A Milano invece è lo sport (con annessi e connessi) a imporre la narrazione. In questi giorni – quando ne mancano poco più di 100 all’apertura dei Giochi – si inaugura il Villaggio Olimpico (realizzato da Coima a Porta Romana, su progetto di SOM, futuro complesso per studenti, che più di una critica ha generato). E soprattutto il Consiglio Comunale ha deliberato la vendita dello stadio di San Siro alle società calcistiche di Milan e Inter. Passaggio decisivo di una vicenda tormentata, intrecciata inevitabilmente alle indagini giudiziarie in corso sull’urbanistica milanese. La visione urbana che emerge, pur contraddittoria in tante posizioni, sembra precisa: soltanto ricche imprese private sono oggi in grado di realizzare strutture e infrastrutture urbane. E la retorica spinge sul fatto che questa sia l’unica strada percorribile per avere uno stadio griffato (il nuovo San Siro dovrebbe essere firmato nientepopodimeno che da lord Norman Foster) e tanto verde.

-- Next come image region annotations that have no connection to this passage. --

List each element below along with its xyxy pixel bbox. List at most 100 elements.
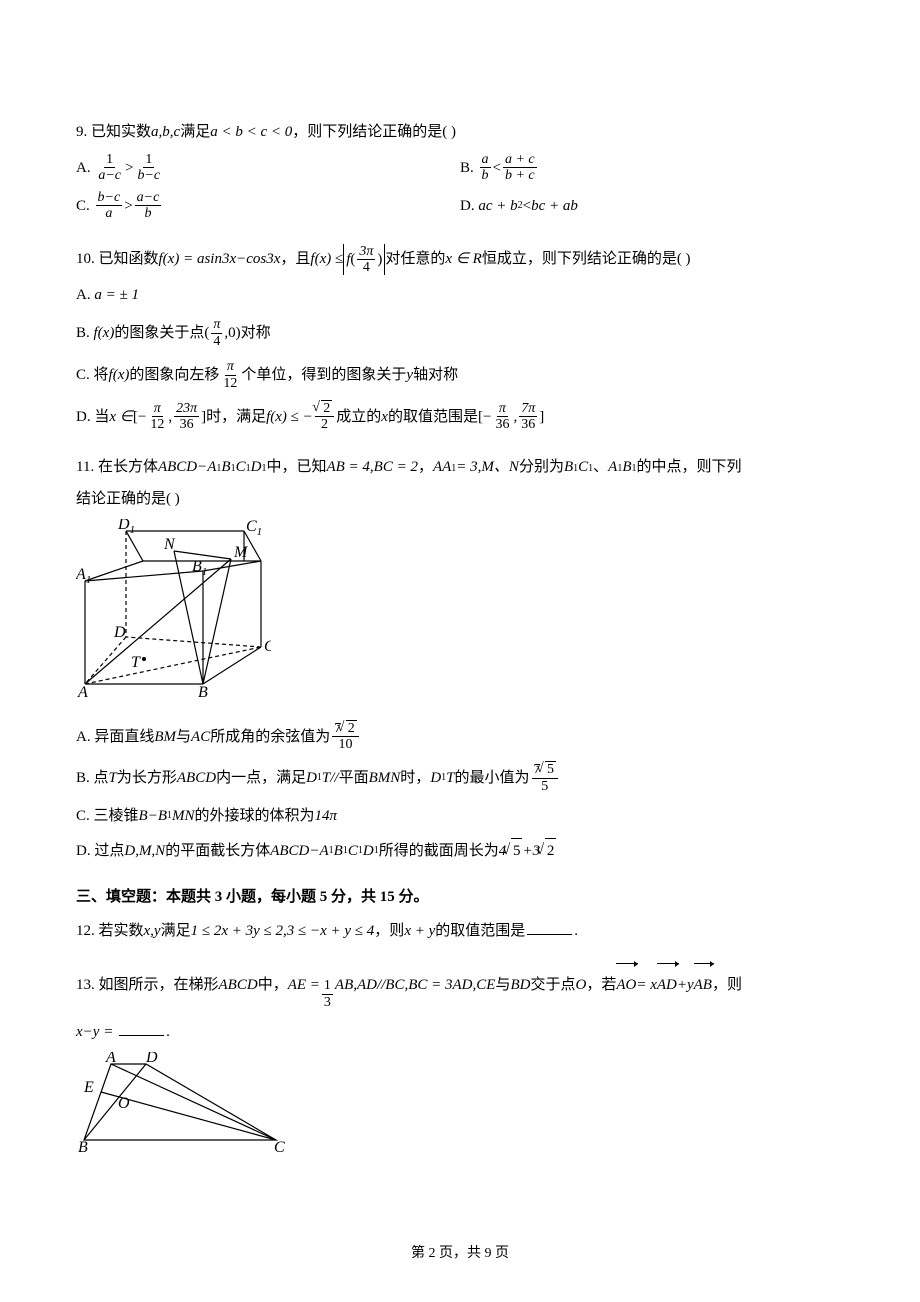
question-10: 10. 已知函数 f(x) = asin3x−cos3x ，且 f(x) ≤ f… bbox=[76, 244, 844, 433]
text: 10. 已知函数 bbox=[76, 247, 159, 271]
fxle: f(x) ≤ bbox=[310, 247, 343, 271]
text: 与 bbox=[495, 967, 510, 1003]
b: B bbox=[564, 455, 573, 479]
label-d: D bbox=[113, 624, 126, 641]
den: b + c bbox=[503, 168, 537, 183]
label-c: C bbox=[274, 1139, 285, 1152]
text: 为长方形 bbox=[117, 766, 177, 790]
text: 12. 若实数 bbox=[76, 919, 144, 943]
text: 时，满足 bbox=[206, 405, 266, 429]
q10-opt-d: D. 当 x ∈ [−π12, 23π36] 时，满足 f(x) ≤ − 22 … bbox=[76, 401, 844, 433]
eq: = 3, bbox=[456, 455, 481, 479]
text: 的中点，则下列 bbox=[637, 455, 742, 479]
t: T bbox=[109, 766, 117, 790]
q13-stem2: x−y = . bbox=[76, 1020, 844, 1044]
text: 恒成立，则下列结论正确的是( ) bbox=[482, 247, 691, 271]
label: D. bbox=[76, 405, 91, 429]
text: ，则 bbox=[712, 967, 742, 1003]
bmn: BMN bbox=[369, 766, 401, 790]
label-c1: C1 bbox=[246, 519, 262, 538]
den: b bbox=[142, 206, 153, 221]
op: < bbox=[523, 194, 531, 218]
text: 结论正确的是( ) bbox=[76, 487, 180, 511]
op: > bbox=[125, 156, 133, 180]
num: π bbox=[211, 317, 222, 333]
text: 9. 已知实数 bbox=[76, 120, 151, 144]
rest: AB,AD//BC,BC = 3AD,CE bbox=[335, 967, 496, 1003]
text: 点 bbox=[94, 766, 109, 790]
q9-opt-d: D. ac + b2 < bc + ab bbox=[460, 190, 844, 222]
q9-row1: A. 1a−c > 1b−c B. ab < a + cb + c bbox=[76, 152, 844, 184]
body: ABCD−A bbox=[158, 455, 216, 479]
q10-stem: 10. 已知函数 f(x) = asin3x−cos3x ，且 f(x) ≤ f… bbox=[76, 244, 844, 276]
label-e: E bbox=[83, 1079, 94, 1096]
x: x ∈ bbox=[109, 405, 132, 429]
fx: f(x) bbox=[94, 321, 115, 345]
text: 11. 在长方体 bbox=[76, 455, 158, 479]
label: C. bbox=[76, 363, 90, 387]
label: A. bbox=[76, 283, 91, 307]
num: b−c bbox=[96, 190, 123, 206]
text: 的外接球的体积为 bbox=[194, 804, 314, 828]
label-n: N bbox=[163, 536, 176, 553]
body: ABCD−A bbox=[270, 839, 328, 863]
fx: f(x) ≤ − bbox=[266, 405, 313, 429]
text: 个单位，得到的图象关于 bbox=[241, 363, 406, 387]
bd: BD bbox=[510, 967, 530, 1003]
q9-opt-c: C. b−ca > a−cb bbox=[76, 190, 460, 222]
vec-ad: AD bbox=[657, 965, 677, 1003]
text: 中，已知 bbox=[266, 455, 326, 479]
label-a: A bbox=[105, 1052, 116, 1066]
abcd: ABCD bbox=[219, 967, 258, 1003]
text: 当 bbox=[94, 405, 109, 429]
op: > bbox=[124, 194, 132, 218]
label: A. bbox=[76, 156, 91, 180]
text: 轴对称 bbox=[413, 363, 458, 387]
xmy: x−y = bbox=[76, 1020, 113, 1044]
text: 的图象关于点 bbox=[114, 321, 204, 345]
text: 异面直线 bbox=[94, 725, 154, 749]
q9-row2: C. b−ca > a−cb D. ac + b2 < bc + ab bbox=[76, 190, 844, 222]
mn: M、N bbox=[481, 455, 519, 479]
dmn: D,M,N bbox=[124, 839, 165, 863]
cuboid-diagram: D1 C1 N M A1 B1 D C T A B bbox=[76, 519, 271, 699]
eq: = x bbox=[636, 967, 657, 1003]
t: T// bbox=[322, 766, 339, 790]
xr: x ∈ R bbox=[445, 247, 481, 271]
text: 的最小值为 bbox=[455, 766, 530, 790]
op: < bbox=[493, 156, 501, 180]
question-12: 12. 若实数 x,y 满足 1 ≤ 2x + 3y ≤ 2,3 ≤ −x + … bbox=[76, 919, 844, 943]
text: 所成角的余弦值为 bbox=[210, 725, 330, 749]
blank bbox=[119, 1021, 164, 1036]
label: D. bbox=[460, 194, 475, 218]
s1: 5 bbox=[511, 838, 523, 863]
num: 23π bbox=[174, 401, 199, 417]
text: 的图象向左移 bbox=[129, 363, 219, 387]
question-13: 13. 如图所示，在梯形 ABCD 中， AE = 13 AB,AD//BC,B… bbox=[76, 965, 844, 1160]
den: 36 bbox=[178, 417, 196, 432]
d: D bbox=[306, 766, 317, 790]
text: 分别为 bbox=[519, 455, 564, 479]
label: C. bbox=[76, 194, 90, 218]
text: 将 bbox=[94, 363, 109, 387]
y: ,0 bbox=[224, 321, 235, 345]
text: 过点 bbox=[94, 839, 124, 863]
den: 12 bbox=[148, 417, 166, 432]
num: 2 bbox=[315, 401, 335, 417]
text: ，且 bbox=[280, 247, 310, 271]
trapezoid-diagram: A D E O B C bbox=[76, 1052, 286, 1152]
fx: f(x) = a bbox=[159, 247, 205, 271]
q13-figure: A D E O B C bbox=[76, 1052, 844, 1160]
text: 与 bbox=[176, 725, 191, 749]
text: 的平面截长方体 bbox=[165, 839, 270, 863]
num: 7 5 bbox=[532, 762, 559, 778]
den: 36 bbox=[519, 417, 537, 432]
num: 1 bbox=[104, 152, 115, 168]
text: 满足 bbox=[180, 120, 210, 144]
text: 的取值范围是 bbox=[388, 405, 478, 429]
num: π bbox=[497, 401, 508, 417]
text: ，则 bbox=[374, 919, 404, 943]
c1: 1 ≤ 2x + 3y ≤ 2,3 ≤ −x + y ≤ 4 bbox=[191, 919, 375, 943]
label: B. bbox=[76, 321, 90, 345]
label: A. bbox=[76, 725, 91, 749]
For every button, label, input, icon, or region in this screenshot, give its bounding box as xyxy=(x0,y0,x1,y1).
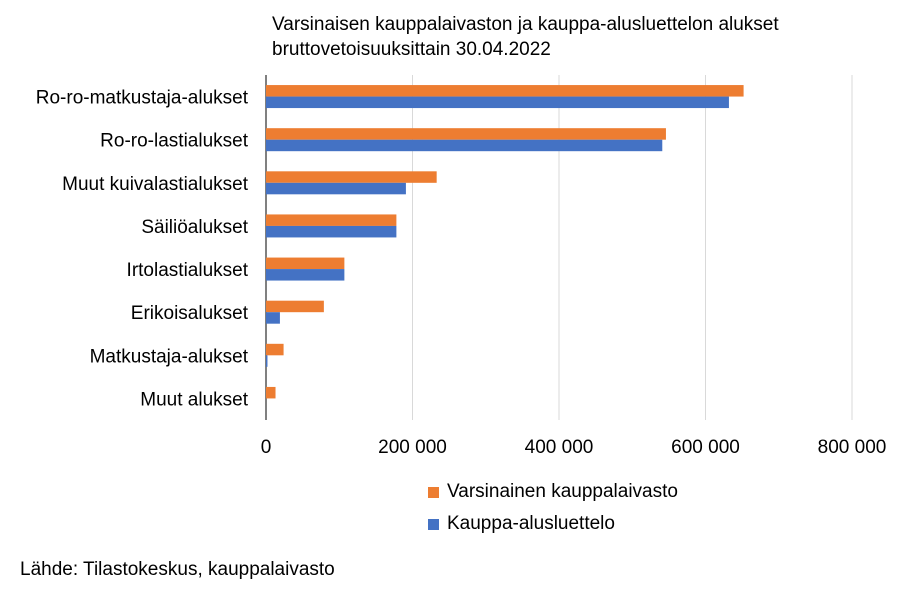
bar-varsinainen xyxy=(266,128,666,140)
bar-kauppa xyxy=(266,139,663,152)
category-label: Muut kuivalastialukset xyxy=(62,174,249,195)
bar-varsinainen xyxy=(266,386,276,399)
category-label: Ro-ro-lastialukset xyxy=(100,131,249,152)
legend: Varsinainen kauppalaivasto Kauppa-aluslu… xyxy=(428,476,678,540)
chart-title-line-1: Varsinaisen kauppalaivaston ja kauppa-al… xyxy=(272,14,779,35)
x-tick-label: 600 000 xyxy=(671,437,740,458)
bar-kauppa xyxy=(266,182,406,195)
legend-label: Kauppa-alusluettelo xyxy=(447,513,615,534)
legend-swatch-orange xyxy=(428,486,439,498)
bar-varsinainen xyxy=(266,300,324,313)
category-label: Matkustaja-alukset xyxy=(90,346,249,367)
x-tick-label: 0 xyxy=(261,437,272,458)
bar-varsinainen xyxy=(266,171,437,183)
bar-kauppa xyxy=(266,312,280,324)
chart-title: Varsinaisen kauppalaivaston ja kauppa-al… xyxy=(272,12,779,62)
category-label: Erikoisalukset xyxy=(131,303,249,324)
category-label: Säiliöalukset xyxy=(141,217,248,238)
category-label: Ro-ro-matkustaja-alukset xyxy=(36,88,249,109)
x-tick-label: 800 000 xyxy=(818,437,887,458)
category-label: Muut alukset xyxy=(140,389,248,410)
bar-varsinainen xyxy=(266,257,345,270)
bar-varsinainen xyxy=(266,85,744,97)
source-note: Lähde: Tilastokeskus, kauppalaivasto xyxy=(20,559,335,580)
bar-varsinainen xyxy=(266,214,397,226)
legend-item-kauppa: Kauppa-alusluettelo xyxy=(428,508,678,540)
x-tick-label: 200 000 xyxy=(378,437,447,458)
bar-varsinainen xyxy=(266,343,284,356)
legend-item-varsinainen: Varsinainen kauppalaivasto xyxy=(428,476,678,508)
chart-title-line-2: bruttovetoisuuksittain 30.04.2022 xyxy=(272,39,551,60)
bar-kauppa xyxy=(266,355,268,367)
bar-kauppa xyxy=(266,225,397,238)
bar-kauppa xyxy=(266,269,345,281)
legend-swatch-blue xyxy=(428,518,439,530)
x-tick-label: 400 000 xyxy=(525,437,594,458)
bar-kauppa xyxy=(266,96,729,109)
category-label: Irtolastialukset xyxy=(127,260,249,281)
legend-label: Varsinainen kauppalaivasto xyxy=(447,481,678,502)
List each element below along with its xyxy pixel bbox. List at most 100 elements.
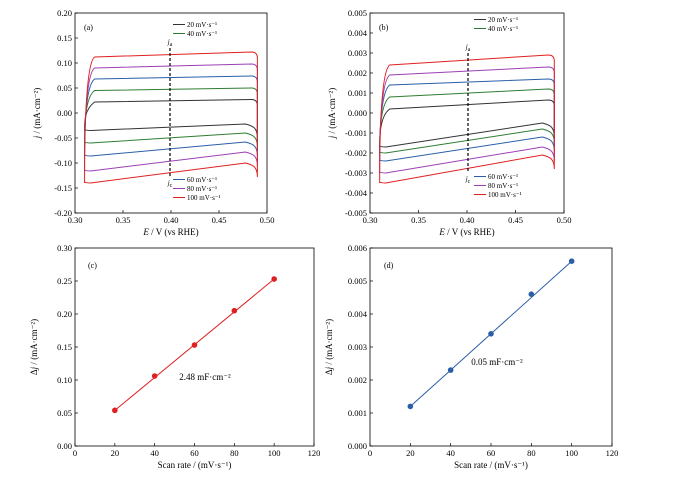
panel-d: 0 20 40 60 80 100 120 0.000 0.001 0.002 0.003 0.004… [324, 243, 618, 470]
x-tick-label: 40 [446, 448, 455, 458]
x-tick-label: 0 [368, 448, 372, 458]
cv-curve-5 [84, 51, 258, 184]
x-tick-label: 40 [150, 448, 159, 458]
jc-label-part: j [465, 175, 468, 183]
y-axis-label-part: Δ [324, 369, 334, 375]
y-axis-label-part: j [324, 366, 334, 370]
x-tick-label: 100 [268, 448, 281, 458]
x-axis-label: Scan rate / (mV·s⁻¹) [158, 460, 232, 470]
x-tick-label: 80 [527, 448, 536, 458]
y-tick-label: 0.003 [348, 342, 367, 352]
y-tick-label: 0.00 [57, 441, 72, 451]
panel-label: (a) [84, 23, 93, 32]
panel-label: (d) [384, 261, 394, 270]
ja-label-part: a [170, 42, 173, 48]
x-axis-label-part: E [142, 227, 149, 237]
cv-curve-3 [379, 78, 555, 162]
panel-b: 0.30 0.35 0.40 0.45 0.50 -0.005 -0.004 -0.003 -0… [327, 8, 571, 237]
jc-label-part: c [468, 179, 471, 185]
y-axis-label: Δj / (mA·cm⁻²) [29, 319, 39, 375]
legend-label: 100 mV·s⁻¹ [488, 191, 522, 199]
ja-label: ja [167, 38, 173, 48]
ja-label-part: j [167, 38, 170, 46]
x-tick-label: 0.30 [68, 215, 83, 225]
x-tick-label: 0.50 [557, 215, 572, 225]
y-tick-label: 0.05 [57, 408, 72, 418]
legend-label: 100 mV·s⁻¹ [187, 194, 221, 202]
y-tick-label: 0.004 [348, 309, 368, 319]
y-tick-label: 0.003 [348, 48, 367, 58]
y-tick-label: -0.002 [345, 148, 367, 158]
y-tick-label: -0.20 [54, 208, 72, 218]
y-tick-label: 0.004 [348, 28, 368, 38]
y-axis-label: j / (mA·cm⁻²) [32, 88, 42, 139]
panel-c: 0 20 40 60 80 100 120 0.00 0.05 0.10 0.15 0.20 0.25 0… [29, 243, 320, 470]
x-tick-label: 80 [230, 448, 239, 458]
data-point [151, 373, 158, 379]
ja-label: ja [465, 43, 471, 53]
x-tick-label: 60 [487, 448, 496, 458]
legend-label: 60 mV·s⁻¹ [488, 173, 518, 181]
x-axis-label: E / V (vs RHE) [142, 227, 198, 237]
slope-annotation: 2.48 mF·cm⁻² [179, 372, 231, 382]
y-tick-label: 0.15 [57, 342, 72, 352]
y-tick-label: 0.00 [57, 108, 72, 118]
y-tick-label: -0.004 [345, 188, 368, 198]
x-tick-label: 120 [308, 448, 321, 458]
x-tick-label: 0.35 [411, 215, 426, 225]
slope-annotation: 0.05 mF·cm⁻² [471, 357, 523, 367]
cv-curve-5 [379, 54, 555, 184]
y-tick-label: 0.001 [348, 88, 367, 98]
cv-curve-2 [84, 87, 258, 148]
cv-curve-1 [84, 98, 258, 139]
cv-curve-4 [84, 63, 258, 172]
data-point [568, 258, 575, 265]
y-tick-label: 0.000 [348, 441, 367, 451]
y-tick-label: -0.005 [345, 208, 367, 218]
y-axis-label: j / (mA·cm⁻²) [327, 88, 337, 139]
x-axis-label-part: / V (vs RHE) [445, 227, 495, 237]
x-tick-label: 0 [73, 448, 77, 458]
y-tick-label: 0.20 [57, 8, 72, 18]
cv-curve-1 [379, 99, 555, 148]
x-tick-label: 0.40 [164, 215, 179, 225]
legend-label: 40 mV·s⁻¹ [488, 25, 518, 33]
y-tick-label: 0.001 [348, 408, 367, 418]
data-point [488, 331, 494, 337]
y-axis-label-part: j [32, 135, 42, 139]
jc-label: jc [167, 179, 173, 189]
y-tick-label: 0.10 [57, 58, 72, 68]
data-point [112, 407, 118, 414]
y-tick-label: 0.25 [57, 276, 72, 286]
x-tick-label: 60 [190, 448, 199, 458]
x-tick-label: 0.50 [260, 215, 275, 225]
y-axis-label-part: j [327, 135, 337, 139]
y-tick-label: -0.05 [54, 133, 72, 143]
x-axis-label-part: / V (vs RHE) [149, 227, 199, 237]
y-tick-label: 0.30 [57, 243, 72, 253]
y-axis-label-part: / (mA·cm⁻²) [29, 319, 39, 367]
x-tick-label: 120 [606, 448, 619, 458]
panel-label: (b) [379, 23, 389, 32]
y-tick-label: -0.001 [345, 128, 367, 138]
panel-label: (c) [88, 261, 97, 270]
x-tick-label: 0.40 [460, 215, 475, 225]
y-axis-label-part: / (mA·cm⁻²) [327, 88, 337, 136]
x-axis-label: Scan rate / (mV·s⁻¹) [454, 460, 528, 470]
x-tick-label: 20 [111, 448, 120, 458]
legend-label: 20 mV·s⁻¹ [488, 16, 518, 24]
cv-curve-2 [379, 88, 555, 154]
ja-label-part: j [465, 43, 468, 51]
y-tick-label: 0.002 [348, 68, 367, 78]
data-point [407, 403, 414, 410]
x-axis-label-part: E [438, 227, 445, 237]
jc-label: jc [465, 175, 471, 185]
y-axis-label-part: j [29, 366, 39, 370]
y-tick-label: 0.05 [57, 83, 72, 93]
legend-label: 80 mV·s⁻¹ [488, 182, 518, 190]
y-tick-label: 0.006 [348, 243, 367, 253]
data-point [231, 307, 238, 314]
x-tick-label: 0.35 [116, 215, 131, 225]
data-point [528, 291, 535, 298]
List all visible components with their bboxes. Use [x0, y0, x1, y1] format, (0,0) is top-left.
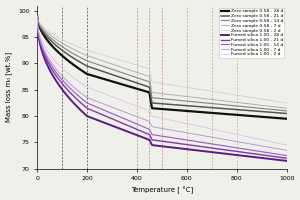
- Y-axis label: Mass loss m₀ [wt.%]: Mass loss m₀ [wt.%]: [6, 52, 12, 122]
- Legend: Zero sample 0.58 - 28 d, Zero sample 0.58 - 21 d, Zero sample 0.58 - 14 d, Zero : Zero sample 0.58 - 28 d, Zero sample 0.5…: [219, 8, 284, 58]
- X-axis label: Temperature [ °C]: Temperature [ °C]: [131, 187, 193, 194]
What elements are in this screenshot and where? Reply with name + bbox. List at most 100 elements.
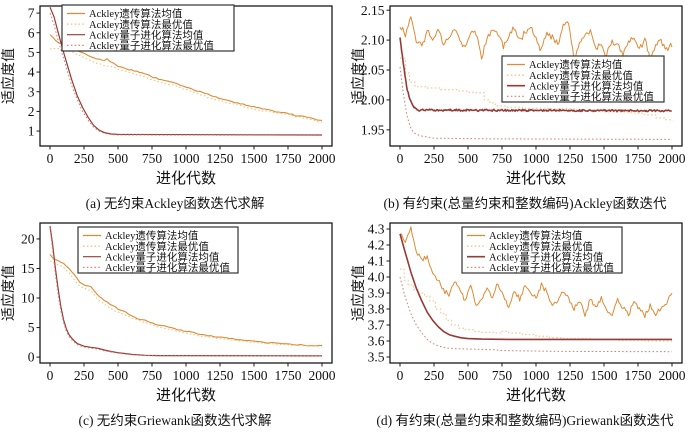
x-tick-label: 500 (108, 368, 129, 383)
series-qea_mean-line (399, 233, 672, 341)
y-tick-label: 4 (28, 65, 35, 80)
plot-b: 1.95 2.00 2.05 2.10 2.15 0 250 500 750 1000 1250 15… (350, 0, 700, 194)
legend-label: Ackley遗传算法最优值 (529, 69, 633, 82)
x-tick-label: 1500 (591, 151, 618, 166)
plot-c: 0 5 10 15 20 0 250 500 750 1000 1250 1500 1750 2000 进化… (0, 217, 350, 411)
x-tick-label: 0 (47, 368, 54, 383)
series-qea_mean-line (49, 225, 323, 357)
plot-svg-1: 1.95 2.00 2.05 2.10 2.15 0 250 500 750 1000 1250 15… (350, 3, 686, 187)
y-tick-label: 4.1 (368, 254, 385, 269)
y-axis-title: 适应度值 (350, 265, 367, 321)
x-tick-label: 1250 (557, 151, 584, 166)
x-tick-label: 750 (142, 151, 163, 166)
x-tick-label: 1000 (173, 151, 200, 166)
plot-d: 3.5 3.6 3.7 3.8 3.9 4.0 4.1 4.2 4.3 0 250 500 750 100… (350, 217, 700, 411)
y-tick-label: 6 (28, 25, 35, 40)
x-tick-label: 1250 (207, 368, 234, 383)
y-tick-label: 2.00 (361, 93, 385, 108)
x-tick-label: 0 (397, 151, 404, 166)
x-tick-label: 750 (142, 368, 163, 383)
y-tick-label: 2.15 (361, 3, 385, 18)
x-axis-ticks: 0 250 500 750 1000 1250 1500 1750 2000 (47, 146, 336, 166)
y-axis-title: 适应度值 (350, 48, 367, 104)
y-tick-label: 4.3 (368, 222, 385, 237)
legend-label: Ackley量子进化算法均值 (89, 28, 204, 41)
x-tick-label: 1750 (625, 368, 652, 383)
legend-label: Ackley量子进化算法最优值 (529, 90, 654, 103)
x-tick-label: 2000 (659, 151, 686, 166)
plot-svg-0: 1 2 3 4 5 6 7 0 250 500 750 1000 1250 1500 1750 2000 进化代… (0, 4, 336, 187)
series-ga_best-line (400, 268, 673, 342)
x-tick-label: 250 (424, 368, 445, 383)
x-tick-label: 500 (108, 151, 129, 166)
x-tick-label: 1000 (173, 368, 200, 383)
y-tick-label: 4.2 (368, 238, 385, 253)
x-axis-title: 进化代数 (156, 387, 216, 404)
x-tick-label: 1000 (523, 151, 550, 166)
legend-box: Ackley遗传算法均值Ackley遗传算法最优值Ackley量子进化算法均值A… (77, 226, 239, 274)
x-tick-label: 1500 (241, 151, 268, 166)
x-tick-label: 1500 (241, 368, 268, 383)
caption-c: (c) 无约束Griewank函数迭代求解 (78, 413, 272, 428)
x-tick-label: 250 (74, 151, 95, 166)
legend-label: Ackley遗传算法最优值 (105, 240, 209, 253)
series-qea_mean-line (49, 6, 323, 136)
x-axis-ticks: 0 250 500 750 1000 1250 1500 1750 2000 (397, 146, 686, 166)
legend-label: Ackley量子进化算法均值 (105, 250, 220, 263)
x-tick-label: 1750 (625, 151, 652, 166)
legend-box: Ackley遗传算法均值Ackley遗传算法最优值Ackley量子进化算法均值A… (461, 226, 623, 274)
y-tick-label: 3 (28, 84, 35, 99)
x-axis-ticks: 0 250 500 750 1000 1250 1500 1750 2000 (397, 363, 686, 383)
caption-b: (b) 有约束(总量约束和整数编码)Ackley函数迭代 (383, 196, 667, 211)
caption-d: (d) 有约束(总量约束和整数编码)Griewank函数迭代 (376, 413, 674, 428)
x-tick-label: 1750 (275, 151, 302, 166)
plot-svg-2: 0 5 10 15 20 0 250 500 750 1000 1250 1500 1750 2000 进化… (0, 222, 336, 404)
y-tick-label: 5 (28, 45, 35, 60)
y-tick-label: 3.5 (368, 350, 385, 365)
legend-frame (501, 55, 665, 103)
chart-panel-d: 3.5 3.6 3.7 3.8 3.9 4.0 4.1 4.2 4.3 0 250 500 750 100… (350, 217, 700, 434)
legend-label: Ackley遗传算法均值 (89, 7, 183, 20)
x-tick-label: 250 (424, 151, 445, 166)
x-tick-label: 1750 (275, 368, 302, 383)
series-ga_mean-line (399, 16, 673, 64)
legend-box: Ackley遗传算法均值Ackley遗传算法最优值Ackley量子进化算法均值A… (501, 55, 665, 103)
legend-label: Ackley遗传算法均值 (529, 58, 623, 71)
y-axis-title: 适应度值 (0, 48, 17, 104)
x-tick-label: 0 (47, 151, 54, 166)
y-tick-label: 4.0 (368, 270, 385, 285)
series-ga_best-line (49, 260, 322, 348)
x-axis-title: 进化代数 (156, 170, 216, 187)
y-tick-label: 20 (21, 232, 35, 247)
x-tick-label: 500 (458, 151, 479, 166)
x-tick-label: 250 (74, 368, 95, 383)
y-tick-label: 2 (28, 104, 35, 119)
legend-label: Ackley遗传算法均值 (105, 229, 199, 242)
y-tick-label: 1.95 (361, 122, 385, 137)
y-axis-ticks: 0 5 10 15 20 (21, 232, 40, 365)
chart-panel-b: 1.95 2.00 2.05 2.10 2.15 0 250 500 750 1000 1250 15… (350, 0, 700, 217)
x-tick-label: 2000 (309, 368, 336, 383)
legend-label: Ackley遗传算法最优值 (89, 18, 193, 31)
legend-label: Ackley量子进化算法最优值 (105, 261, 230, 274)
y-tick-label: 0 (28, 350, 35, 365)
y-axis-ticks: 1.95 2.00 2.05 2.10 2.15 (361, 3, 390, 137)
x-tick-label: 2000 (659, 368, 686, 383)
series-qea_best-line (399, 276, 673, 353)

Sarà, quello di Foster + Partners, un progetto capace di riempire copertine e pagine di riviste (anche della nostra, ovviamente). Rischiando di oscurare, nelle narrazioni prevalenti, la città fatta dalle sue case. Dell’emergenza abitativa abbiamo spesso parlato, in questi giorni registriamo la solita inconcludente polemica su fondi PNRR e competenze contese tra Stato e Regioni. Grazie a Sarah Gainsforth proponiamo un estratto dal suo libro “L’italia senza casa”: una piccola storia di provincia (la città è Bergamo) e una donna che racconta, con uno sguardo finalmente non disciplinare, come prezzi alti e politiche speculative abbiano effetti dirompenti sul rapporto profondo tra comunità e luoghi.
Prima ancora che del resto, questo deve essere il campo di battaglia dell’architettura di oggi e di domani. Lo stanno dimostrando molte esperienze internazionali, nei luoghi dove fenomeni globali, climatici e sociali, rendono le disuguaglianze ancora più marcate. Uno di questi crinali, di cui abbiamo parlato spesso in questi mesi, è la frontiera tra Messico e Stati Uniti. Da San Diego Teddy Cruz e Fonna Forman anticipano il loro intervento al prossimo Utopian Hours con riflessioni e progetti collettivi dove emerge un orizzonte di condivisione, invece che di esclusione.
Utopian Hours (17-19 ottobre) è una delle molte iniziative a cui partecipa ilgiornaledellarchitettura.com. In questa Newsletter anticipiamo anche alcuni dei temi di cui si discute domani, venerdì 3 ottobre, alla Biennale di Venezia nell’evento “Intelligenza e Democrazia in Architettura”. Si è conclusa invece la scorsa settimana a Bologna la 42° edizione del Cersaie 2025 con quasi 100.000 visitatori e oltre 620 aziende. I dati testimoniano la salute del settore edilizio i cui operatori osservano però con preoccupazione la situazione internazionale (con dazi e guerre a minare la fiducia) e la discussione sulle modalità di conferma dei bonus fiscali.